I failed to beware Greeks.

John Matrix

I've run a tight ship on my PC for the past 7 years, but alas I have finally succumbed to a Trojan. I've ran fully updated spybot (including immunization) and adware but it keeps coming back.

I've run hijack this and have a logfile, but as far as I can tell none of the registries appear malicious.

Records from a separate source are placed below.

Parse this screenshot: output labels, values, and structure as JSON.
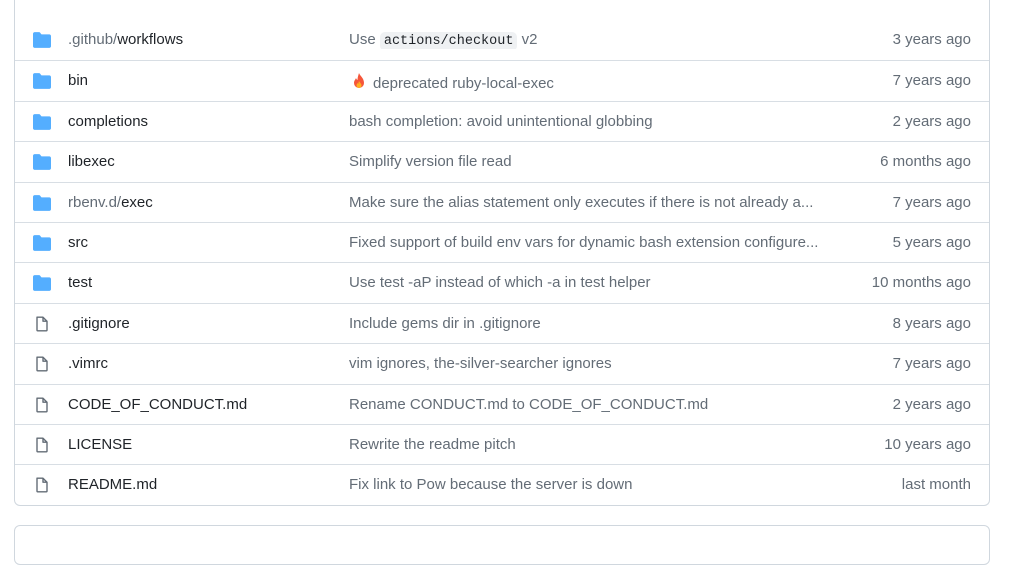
{
  "files": [
    {
      "type": "dir",
      "name_dim": ".github/",
      "name": "workflows",
      "msg_before": "Use ",
      "msg_code": "actions/checkout",
      "msg_after": " v2",
      "age": "3 years ago"
    },
    {
      "type": "dir",
      "name_dim": "",
      "name": "bin",
      "msg_emoji": "fire-icon",
      "msg": "deprecated ruby-local-exec",
      "age": "7 years ago"
    },
    {
      "type": "dir",
      "name_dim": "",
      "name": "completions",
      "msg": "bash completion: avoid unintentional globbing",
      "age": "2 years ago"
    },
    {
      "type": "dir",
      "name_dim": "",
      "name": "libexec",
      "msg": "Simplify version file read",
      "age": "6 months ago"
    },
    {
      "type": "dir",
      "name_dim": "rbenv.d/",
      "name": "exec",
      "msg": "Make sure the alias statement only executes if there is not already a...",
      "age": "7 years ago"
    },
    {
      "type": "dir",
      "name_dim": "",
      "name": "src",
      "msg": "Fixed support of build env vars for dynamic bash extension configure...",
      "age": "5 years ago"
    },
    {
      "type": "dir",
      "name_dim": "",
      "name": "test",
      "msg": "Use test -aP instead of which -a in test helper",
      "age": "10 months ago"
    },
    {
      "type": "file",
      "name_dim": "",
      "name": ".gitignore",
      "msg": "Include gems dir in .gitignore",
      "age": "8 years ago"
    },
    {
      "type": "file",
      "name_dim": "",
      "name": ".vimrc",
      "msg": "vim ignores, the-silver-searcher ignores",
      "age": "7 years ago"
    },
    {
      "type": "file",
      "name_dim": "",
      "name": "CODE_OF_CONDUCT.md",
      "msg": "Rename CONDUCT.md to CODE_OF_CONDUCT.md",
      "age": "2 years ago"
    },
    {
      "type": "file",
      "name_dim": "",
      "name": "LICENSE",
      "msg": "Rewrite the readme pitch",
      "age": "10 years ago"
    },
    {
      "type": "file",
      "name_dim": "",
      "name": "README.md",
      "msg": "Fix link to Pow because the server is down",
      "age": "last month"
    }
  ],
  "colors": {
    "folder": "#54aeff",
    "file_icon": "#636c76",
    "border": "#d0d7de",
    "muted_text": "#636c76",
    "fire": "#f5563a"
  }
}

My symantec anti-virus delights in running itself and now finds approx. 10 trojan type things.

My spybot monitoring software will also pop with warnings about denying or allowing registry changes.


Anyone have some expertise in this stuff or can suggest a (free) anti-virus solution? I'm prepared to re-format, I only use my system for internet browsing now, but I've never done it before and at first glance it scares me.



Help me, PA Kenobi, you're my only hope.

LoveIsUnity

When you ran Spybot and Ad-Aware did you make sure to run them in Safe Mode? If not, give that a shot as a lot of problems are easily fixed in Safe Mode. If you need help booting in to Safe Mode, I can help you out.

John Matrix

Ahh no I didn't! Would that explain why it sometimes denies access to the bad files?

How do I safemode?

wasted pixels

It can very slightly depending on the age of your motherboard, but you can typically just tap F8 as your computer is booting up. Every board is a little different about when it wants you to hit F8, so the easiest option is to just keep tappin' away at it every other second it from the moment it boots. You'll get a "Windows Advanced Options" menu with the option to boot in Safe Mode, Safe Mode w/ Networking (etc.), and you'll want plain ol' Safe Mode.

If that fails, let us know, and we'll provide you with more hacker-y instructions to getting into safe mode.

Powerpuppies

Advice sent to me in a similar situation (though more grievous) by the great DrFryLock:

1. Download and install HijackThis
2. Run it and generate a log
3. Post that log on a place like MajorGeeks malware removal forum or BleepingComputer malware removal forum. Somebody there will tell you a sequence of steps, and if you keep responding in a timely manner, you'll eventually get it scraped off.

The procedure that you'll probably do is this:

1. Run HijackThis and generate a log.
2. Download and run a tool called ComboFix that will scrape off most of the infection. This will also generate a log.
3. Use that log to create a special text file called CFScript.txt that tells ComboFix what else to scrape off that it missed the first time.
4. Run ComboFix with CFScript.txt and scrape off the rest.
5. Run HijackThis again and generate a log to make sure it's clean.
6. Run TrendMicro antivirus and Malwarebytes Anti-Malware just to make sure you got it all.

ComboFix is very powerful but also very aggressive and can nuke your computer, but it has saved my ass more than once. Some of the above steps are manual - particularly reading the ComboFix log and then figuring out what to put in CFScript.txt. Basically you need someone that can look at the log and say "that's normal...that's not." and put all the "not normal" stuff in the CFScript for removal. This is why you want to do it with the help of a MajorGeeks or BleepingComputer helper.

Aurin

Shut off system restore as well. Viruses and spyware will hide themselves in there, and repopulate from there every time you reboot your computer.